Final answer:
To calculate the Williams family's monthly loan payment, we can use the standard formula for monthly payments with the given principal, the annual interest rate converted to a monthly rate, and the total number of monthly payments projected over 15 years.
Step-by-step explanation:
The Williams family is looking to calculate their monthly loan payment for a new house with a loan amount of $224,600, an interest rate of 5.100 percent, over a period of 15 years. We can find monthly payment using the formula:
PMT = P * (i / (1 - (1 + i)^-n))
where PMT is the monthly payment, P is the principal amount ($224,600), i is the monthly interest rate (5.100 percent annually, so divided by 12 months), and n is the total number of payments (15 years * 12 months).

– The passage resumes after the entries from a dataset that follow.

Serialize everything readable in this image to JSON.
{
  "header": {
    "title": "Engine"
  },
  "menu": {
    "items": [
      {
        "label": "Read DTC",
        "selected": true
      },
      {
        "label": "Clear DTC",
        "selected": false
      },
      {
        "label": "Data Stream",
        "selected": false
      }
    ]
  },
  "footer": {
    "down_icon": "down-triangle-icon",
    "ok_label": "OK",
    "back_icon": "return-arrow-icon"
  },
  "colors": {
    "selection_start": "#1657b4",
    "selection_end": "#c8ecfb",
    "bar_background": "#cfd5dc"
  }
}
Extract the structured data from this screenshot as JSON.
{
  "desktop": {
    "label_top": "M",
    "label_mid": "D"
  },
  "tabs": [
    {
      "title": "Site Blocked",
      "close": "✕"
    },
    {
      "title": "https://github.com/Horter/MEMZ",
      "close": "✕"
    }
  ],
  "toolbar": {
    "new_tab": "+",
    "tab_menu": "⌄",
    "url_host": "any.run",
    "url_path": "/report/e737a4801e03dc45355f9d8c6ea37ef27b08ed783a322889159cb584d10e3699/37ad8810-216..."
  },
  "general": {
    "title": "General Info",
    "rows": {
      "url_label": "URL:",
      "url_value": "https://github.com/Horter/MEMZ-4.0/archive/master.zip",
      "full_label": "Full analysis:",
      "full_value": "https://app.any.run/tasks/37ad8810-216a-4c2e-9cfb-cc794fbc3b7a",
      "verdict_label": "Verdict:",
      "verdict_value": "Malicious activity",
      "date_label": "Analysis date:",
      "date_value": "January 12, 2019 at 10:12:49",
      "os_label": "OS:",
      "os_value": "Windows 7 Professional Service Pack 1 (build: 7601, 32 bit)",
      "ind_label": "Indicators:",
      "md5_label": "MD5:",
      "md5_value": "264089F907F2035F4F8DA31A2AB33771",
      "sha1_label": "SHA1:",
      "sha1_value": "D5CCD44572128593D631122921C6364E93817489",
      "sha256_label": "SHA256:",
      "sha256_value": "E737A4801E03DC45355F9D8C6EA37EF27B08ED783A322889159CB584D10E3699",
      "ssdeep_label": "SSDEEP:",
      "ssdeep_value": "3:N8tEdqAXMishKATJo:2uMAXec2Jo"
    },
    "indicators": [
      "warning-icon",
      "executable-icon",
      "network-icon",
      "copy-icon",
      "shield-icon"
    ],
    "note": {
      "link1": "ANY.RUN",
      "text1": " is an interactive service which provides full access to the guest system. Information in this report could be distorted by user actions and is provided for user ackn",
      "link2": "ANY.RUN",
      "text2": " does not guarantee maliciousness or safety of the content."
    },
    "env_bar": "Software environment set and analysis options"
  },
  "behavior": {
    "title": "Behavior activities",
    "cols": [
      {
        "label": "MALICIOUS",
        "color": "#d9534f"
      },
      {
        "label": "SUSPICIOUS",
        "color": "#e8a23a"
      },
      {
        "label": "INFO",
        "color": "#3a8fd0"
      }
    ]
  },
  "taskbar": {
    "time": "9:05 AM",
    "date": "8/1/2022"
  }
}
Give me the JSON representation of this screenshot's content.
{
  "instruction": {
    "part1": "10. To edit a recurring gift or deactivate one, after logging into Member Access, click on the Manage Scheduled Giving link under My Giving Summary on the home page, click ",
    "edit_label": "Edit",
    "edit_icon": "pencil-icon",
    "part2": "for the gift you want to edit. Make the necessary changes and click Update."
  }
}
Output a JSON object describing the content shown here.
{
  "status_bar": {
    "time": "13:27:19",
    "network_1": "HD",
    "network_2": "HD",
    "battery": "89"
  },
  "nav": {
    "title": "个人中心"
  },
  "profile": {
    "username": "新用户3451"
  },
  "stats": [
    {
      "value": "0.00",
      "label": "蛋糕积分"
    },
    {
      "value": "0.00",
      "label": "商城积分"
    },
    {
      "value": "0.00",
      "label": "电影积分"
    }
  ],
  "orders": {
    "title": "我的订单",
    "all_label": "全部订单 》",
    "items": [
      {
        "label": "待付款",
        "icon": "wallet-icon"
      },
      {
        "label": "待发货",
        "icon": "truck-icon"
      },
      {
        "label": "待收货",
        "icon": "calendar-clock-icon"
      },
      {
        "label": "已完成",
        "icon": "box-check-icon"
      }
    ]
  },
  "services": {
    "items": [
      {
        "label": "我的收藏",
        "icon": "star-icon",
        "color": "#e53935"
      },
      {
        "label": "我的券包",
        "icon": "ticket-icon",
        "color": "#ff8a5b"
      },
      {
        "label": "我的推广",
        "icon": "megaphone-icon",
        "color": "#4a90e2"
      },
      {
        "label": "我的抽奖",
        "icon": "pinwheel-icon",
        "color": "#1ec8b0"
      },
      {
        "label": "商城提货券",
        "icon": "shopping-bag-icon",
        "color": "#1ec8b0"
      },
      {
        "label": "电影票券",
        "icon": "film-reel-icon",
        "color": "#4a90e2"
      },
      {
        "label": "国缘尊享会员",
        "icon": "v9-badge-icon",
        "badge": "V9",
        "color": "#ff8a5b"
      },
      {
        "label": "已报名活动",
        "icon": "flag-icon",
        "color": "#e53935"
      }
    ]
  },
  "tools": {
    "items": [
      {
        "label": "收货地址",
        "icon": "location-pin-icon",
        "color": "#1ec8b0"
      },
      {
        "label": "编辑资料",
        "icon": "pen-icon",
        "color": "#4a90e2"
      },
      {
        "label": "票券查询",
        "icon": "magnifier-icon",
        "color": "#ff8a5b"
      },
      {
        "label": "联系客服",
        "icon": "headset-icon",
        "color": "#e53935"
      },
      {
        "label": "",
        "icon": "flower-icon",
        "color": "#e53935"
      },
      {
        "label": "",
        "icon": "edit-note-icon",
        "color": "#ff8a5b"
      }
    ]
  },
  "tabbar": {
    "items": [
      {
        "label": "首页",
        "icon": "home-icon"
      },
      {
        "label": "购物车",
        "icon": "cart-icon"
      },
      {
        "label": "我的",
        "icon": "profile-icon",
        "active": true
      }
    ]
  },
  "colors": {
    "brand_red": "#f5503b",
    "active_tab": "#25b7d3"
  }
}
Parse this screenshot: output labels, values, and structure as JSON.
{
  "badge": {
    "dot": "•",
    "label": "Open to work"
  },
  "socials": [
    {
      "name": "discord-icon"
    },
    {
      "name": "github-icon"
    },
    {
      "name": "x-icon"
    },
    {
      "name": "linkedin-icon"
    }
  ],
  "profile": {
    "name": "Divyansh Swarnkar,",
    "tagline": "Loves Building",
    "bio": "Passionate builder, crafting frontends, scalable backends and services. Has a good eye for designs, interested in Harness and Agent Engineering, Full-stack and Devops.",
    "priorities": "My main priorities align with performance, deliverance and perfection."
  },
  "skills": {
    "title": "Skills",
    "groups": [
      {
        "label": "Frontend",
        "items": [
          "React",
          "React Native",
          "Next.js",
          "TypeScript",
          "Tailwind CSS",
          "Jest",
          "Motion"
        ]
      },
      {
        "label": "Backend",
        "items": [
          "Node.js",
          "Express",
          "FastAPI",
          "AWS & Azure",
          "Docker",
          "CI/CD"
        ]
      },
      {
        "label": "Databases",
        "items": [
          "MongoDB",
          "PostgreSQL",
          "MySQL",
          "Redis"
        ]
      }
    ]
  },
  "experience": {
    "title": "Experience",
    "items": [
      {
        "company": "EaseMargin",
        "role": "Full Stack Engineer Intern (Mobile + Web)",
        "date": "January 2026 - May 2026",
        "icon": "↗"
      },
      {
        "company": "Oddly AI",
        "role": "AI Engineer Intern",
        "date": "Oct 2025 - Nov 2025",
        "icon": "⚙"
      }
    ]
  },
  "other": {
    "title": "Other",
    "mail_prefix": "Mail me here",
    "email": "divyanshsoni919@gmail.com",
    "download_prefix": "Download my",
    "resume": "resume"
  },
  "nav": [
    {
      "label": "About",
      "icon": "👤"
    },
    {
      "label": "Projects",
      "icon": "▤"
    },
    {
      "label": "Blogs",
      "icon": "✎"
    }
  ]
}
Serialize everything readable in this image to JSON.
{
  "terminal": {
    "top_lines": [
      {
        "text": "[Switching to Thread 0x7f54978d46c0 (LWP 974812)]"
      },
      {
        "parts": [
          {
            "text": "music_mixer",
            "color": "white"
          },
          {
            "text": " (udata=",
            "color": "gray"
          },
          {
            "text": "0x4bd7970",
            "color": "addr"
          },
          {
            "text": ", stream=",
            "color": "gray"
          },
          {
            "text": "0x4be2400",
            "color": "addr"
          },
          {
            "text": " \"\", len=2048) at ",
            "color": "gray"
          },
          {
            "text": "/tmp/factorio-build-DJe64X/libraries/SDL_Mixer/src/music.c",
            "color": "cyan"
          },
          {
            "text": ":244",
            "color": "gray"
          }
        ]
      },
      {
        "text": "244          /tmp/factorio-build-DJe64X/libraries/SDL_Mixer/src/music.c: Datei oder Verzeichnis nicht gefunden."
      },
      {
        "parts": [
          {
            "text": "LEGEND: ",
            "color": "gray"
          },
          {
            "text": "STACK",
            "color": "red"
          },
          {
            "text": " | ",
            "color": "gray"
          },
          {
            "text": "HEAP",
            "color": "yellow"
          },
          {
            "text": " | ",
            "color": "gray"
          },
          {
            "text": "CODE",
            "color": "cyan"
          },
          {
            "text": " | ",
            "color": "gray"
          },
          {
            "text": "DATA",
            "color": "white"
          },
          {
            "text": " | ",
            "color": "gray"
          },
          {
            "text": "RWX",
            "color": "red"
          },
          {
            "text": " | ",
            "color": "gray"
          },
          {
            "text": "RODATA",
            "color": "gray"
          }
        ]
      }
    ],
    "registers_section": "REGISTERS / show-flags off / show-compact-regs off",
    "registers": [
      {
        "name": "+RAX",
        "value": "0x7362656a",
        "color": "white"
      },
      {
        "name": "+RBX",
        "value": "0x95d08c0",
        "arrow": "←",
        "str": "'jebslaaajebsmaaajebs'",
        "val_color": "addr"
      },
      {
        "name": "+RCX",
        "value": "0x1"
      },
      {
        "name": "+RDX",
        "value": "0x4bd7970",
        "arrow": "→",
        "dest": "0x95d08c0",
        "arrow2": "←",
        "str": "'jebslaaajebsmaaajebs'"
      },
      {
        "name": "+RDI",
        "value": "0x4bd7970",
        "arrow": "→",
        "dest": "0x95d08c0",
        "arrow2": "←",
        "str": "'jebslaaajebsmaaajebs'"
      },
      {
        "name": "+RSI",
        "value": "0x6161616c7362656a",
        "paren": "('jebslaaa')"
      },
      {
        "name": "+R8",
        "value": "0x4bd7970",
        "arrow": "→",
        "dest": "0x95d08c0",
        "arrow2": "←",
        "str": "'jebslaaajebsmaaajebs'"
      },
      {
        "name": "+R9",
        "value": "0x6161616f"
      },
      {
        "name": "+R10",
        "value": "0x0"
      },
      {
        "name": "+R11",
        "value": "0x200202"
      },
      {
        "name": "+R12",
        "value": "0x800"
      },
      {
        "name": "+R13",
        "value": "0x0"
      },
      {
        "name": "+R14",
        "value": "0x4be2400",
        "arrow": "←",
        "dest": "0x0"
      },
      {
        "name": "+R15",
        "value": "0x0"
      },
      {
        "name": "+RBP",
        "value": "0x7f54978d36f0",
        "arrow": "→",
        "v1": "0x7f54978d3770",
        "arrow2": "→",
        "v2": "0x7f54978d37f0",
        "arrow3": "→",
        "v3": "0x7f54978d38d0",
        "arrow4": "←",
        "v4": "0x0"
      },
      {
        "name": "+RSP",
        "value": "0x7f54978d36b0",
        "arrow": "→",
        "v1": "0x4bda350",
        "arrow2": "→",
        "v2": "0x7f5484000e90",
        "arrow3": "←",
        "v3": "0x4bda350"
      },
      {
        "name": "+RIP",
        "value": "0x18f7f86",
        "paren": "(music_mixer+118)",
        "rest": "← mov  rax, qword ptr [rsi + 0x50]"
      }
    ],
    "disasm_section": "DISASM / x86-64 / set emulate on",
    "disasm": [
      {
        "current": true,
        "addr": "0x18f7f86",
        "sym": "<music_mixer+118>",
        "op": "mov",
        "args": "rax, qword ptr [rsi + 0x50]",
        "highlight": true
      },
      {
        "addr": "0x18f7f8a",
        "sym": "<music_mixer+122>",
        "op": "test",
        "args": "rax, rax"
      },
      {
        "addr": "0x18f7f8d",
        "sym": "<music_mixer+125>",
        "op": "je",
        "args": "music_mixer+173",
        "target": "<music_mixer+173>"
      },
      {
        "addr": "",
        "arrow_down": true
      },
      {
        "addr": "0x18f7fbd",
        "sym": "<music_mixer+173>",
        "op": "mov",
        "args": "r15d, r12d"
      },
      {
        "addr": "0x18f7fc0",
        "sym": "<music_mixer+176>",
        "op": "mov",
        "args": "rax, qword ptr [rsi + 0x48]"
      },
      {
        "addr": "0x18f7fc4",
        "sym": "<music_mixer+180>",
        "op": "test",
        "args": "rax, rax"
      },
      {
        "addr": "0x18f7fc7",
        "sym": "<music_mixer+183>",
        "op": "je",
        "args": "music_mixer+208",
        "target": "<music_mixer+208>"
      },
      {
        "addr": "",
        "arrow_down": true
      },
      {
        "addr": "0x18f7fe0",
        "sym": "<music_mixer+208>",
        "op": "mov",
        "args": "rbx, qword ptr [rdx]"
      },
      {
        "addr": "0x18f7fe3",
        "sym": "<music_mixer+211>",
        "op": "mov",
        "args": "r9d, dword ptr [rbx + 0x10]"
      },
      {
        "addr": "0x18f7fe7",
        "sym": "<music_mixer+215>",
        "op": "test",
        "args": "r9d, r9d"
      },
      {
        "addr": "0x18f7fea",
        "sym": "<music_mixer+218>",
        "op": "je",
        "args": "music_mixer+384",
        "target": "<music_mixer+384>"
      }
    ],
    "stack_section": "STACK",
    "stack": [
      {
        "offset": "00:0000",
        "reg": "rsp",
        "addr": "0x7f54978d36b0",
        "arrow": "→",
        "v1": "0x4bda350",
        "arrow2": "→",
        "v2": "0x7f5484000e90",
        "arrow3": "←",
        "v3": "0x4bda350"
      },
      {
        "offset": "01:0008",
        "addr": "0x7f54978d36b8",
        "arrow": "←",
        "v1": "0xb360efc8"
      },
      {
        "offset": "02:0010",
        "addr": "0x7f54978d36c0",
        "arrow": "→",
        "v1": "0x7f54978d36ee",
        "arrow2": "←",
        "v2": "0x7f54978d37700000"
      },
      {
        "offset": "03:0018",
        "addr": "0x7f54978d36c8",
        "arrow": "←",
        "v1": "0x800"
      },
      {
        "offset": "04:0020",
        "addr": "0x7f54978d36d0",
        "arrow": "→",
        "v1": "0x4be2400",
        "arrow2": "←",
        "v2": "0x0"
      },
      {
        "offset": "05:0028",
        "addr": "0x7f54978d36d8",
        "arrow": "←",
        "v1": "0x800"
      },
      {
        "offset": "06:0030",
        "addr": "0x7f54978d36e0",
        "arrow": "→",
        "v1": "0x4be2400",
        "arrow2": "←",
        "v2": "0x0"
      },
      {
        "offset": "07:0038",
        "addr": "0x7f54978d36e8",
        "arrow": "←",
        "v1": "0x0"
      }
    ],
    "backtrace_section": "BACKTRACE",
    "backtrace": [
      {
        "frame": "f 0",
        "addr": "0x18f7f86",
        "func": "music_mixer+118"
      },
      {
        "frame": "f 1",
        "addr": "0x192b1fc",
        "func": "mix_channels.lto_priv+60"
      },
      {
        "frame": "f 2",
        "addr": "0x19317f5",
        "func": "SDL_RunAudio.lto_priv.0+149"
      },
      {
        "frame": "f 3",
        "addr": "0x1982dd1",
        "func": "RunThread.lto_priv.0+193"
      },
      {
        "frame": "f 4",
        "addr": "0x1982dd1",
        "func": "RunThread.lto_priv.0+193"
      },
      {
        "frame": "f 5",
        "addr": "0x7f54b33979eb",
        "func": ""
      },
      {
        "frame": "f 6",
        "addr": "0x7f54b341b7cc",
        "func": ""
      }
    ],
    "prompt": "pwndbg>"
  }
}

First, we calculate the monthly interest rate: 5.100% / 12 = 0.425%. Converting the percentage to a decimal for calculation gives us 0.00425. Next, we calculate the total number of payments: 15 * 12 = 180. Plugging these numbers into our formula, we will calculate the Williams family's monthly payment:
PMT = 224,600 * (0.00425 / (1 - (1 + 0.00425)^-180)
It is important to note that the actual calculation should be done using a financial calculator or pertinent software to get the precise monthly payment and then rounding the final answer to two decimal places.